Here we have, in a ruling position, a man who is approachable and modest in
nature. As a result of this attitude he succeeds in finding strong and able
helpers who complement and aid him in his work. Having achieved this
attitude, which requires constant self-abnegation, it is important for him to
hold to it and not to let himself be led astray.

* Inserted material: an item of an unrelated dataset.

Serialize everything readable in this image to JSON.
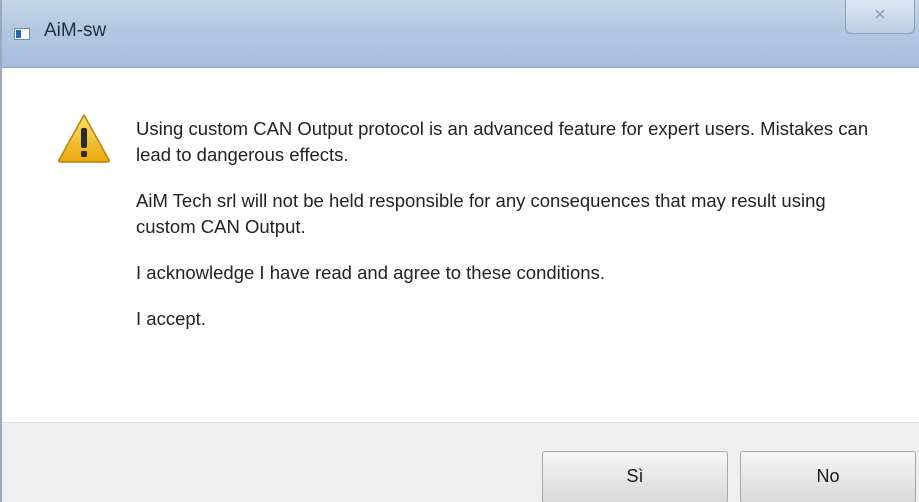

In the preceding line the carrying rings are described as golden, to denote their
strength; here they are said to be of jade. Jade is notable for its combination of
hardness with soft luster. This counsel, in relation to the man who is open to
it, works greatly t his advantage. Here the counsel is described in relation to
the sage who imparts it. In imparting it, he will be mild and pure, like
precious jade. Thus the work finds favor in the eyes of the Deity, who
dispenses great good fortune, and becomes pleasing to men, wherefore all
Barbara Hejslip interpretation
This hexagram specifies that now there is all preconditions resolutely to incur a role of the leader to achieve positive results. There will be people who will envy your successes; do not pay attention to these people. Do not incur more, than can give, and do not promise it is more, than in a condition to execute. Strong influence on you and on your relations with associates the figure renders "three". Business to which you were accepted, together with two adherents, will lead you to success. Your desire will be executed, though and not absolutely how you initially conceived. Pay attention that you spend for entertainments and on a hobby too much.